Telemedicine compared to in-person care in cardiometabolic risk management service

Jason Moores (Nurse Practitioner) from Ontario Shores led an investigation into the efficacy of telemedicine compared to in-person visits for providing cardiometabolic risk management services to patients.  They presented their results at a Grand Rounds presentation and the study was recently published in The Journal of Telemedicine and Telecare.

They note in their article that people with serious mental illness (compared to those without) are estimated to die at least 25 years earlier, largely attributable to cardiovascular disease. Accordingly, cardiometabolic services are becoming more routinely available for people with serious mental illness, including screening, monitoring and management programs. However, there is little research as to whether there is a difference between these services delivered in-person or through telemedicine.
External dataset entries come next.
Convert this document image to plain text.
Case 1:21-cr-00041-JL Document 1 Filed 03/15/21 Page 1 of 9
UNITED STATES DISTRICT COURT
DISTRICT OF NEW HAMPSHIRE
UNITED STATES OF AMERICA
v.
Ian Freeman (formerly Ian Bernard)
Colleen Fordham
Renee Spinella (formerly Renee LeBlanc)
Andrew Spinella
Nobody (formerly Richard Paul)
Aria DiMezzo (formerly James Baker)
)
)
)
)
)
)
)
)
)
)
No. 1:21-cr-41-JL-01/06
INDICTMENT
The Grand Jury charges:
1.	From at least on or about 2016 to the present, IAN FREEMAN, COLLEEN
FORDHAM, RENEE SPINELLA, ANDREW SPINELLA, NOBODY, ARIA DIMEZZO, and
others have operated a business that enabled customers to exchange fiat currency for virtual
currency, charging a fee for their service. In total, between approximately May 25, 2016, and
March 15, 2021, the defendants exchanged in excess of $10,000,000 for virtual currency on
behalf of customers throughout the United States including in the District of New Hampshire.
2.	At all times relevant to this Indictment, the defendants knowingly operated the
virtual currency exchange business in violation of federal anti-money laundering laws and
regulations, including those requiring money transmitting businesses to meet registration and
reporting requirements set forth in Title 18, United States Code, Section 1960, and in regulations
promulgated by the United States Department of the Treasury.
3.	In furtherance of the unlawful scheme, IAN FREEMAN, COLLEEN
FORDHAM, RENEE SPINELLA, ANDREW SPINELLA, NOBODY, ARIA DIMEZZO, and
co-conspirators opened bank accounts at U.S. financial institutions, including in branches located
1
Through a retrospective chart review, Jason and his team found that there were no differences on cardiometabolic outcome measures (e.g., Body Mass Index, systolic blood pressure, or fasting serum triglycerides) between telemedicine and in-person services. At the end of treatment, both groups showed a reduced Body Mass Index.

In the article, they discuss several important points discovered in their research. For example, patients receiving telemedicine services undertook less triglyceride monitoring than those receiving inpatient services. These results might be explained by the fact that in-person, patients could have their blood tests taken on-site following their visit to the metabolic clinic compared to those receiving telemedicine services, who would have to go to a laboratory for their bloodwork.

The overall finding was the suggestion that telemedicine may be as effective as in-person care and that telemedicine has the potential to improve access to cardiometabolic risk management services for people with serious mental illness.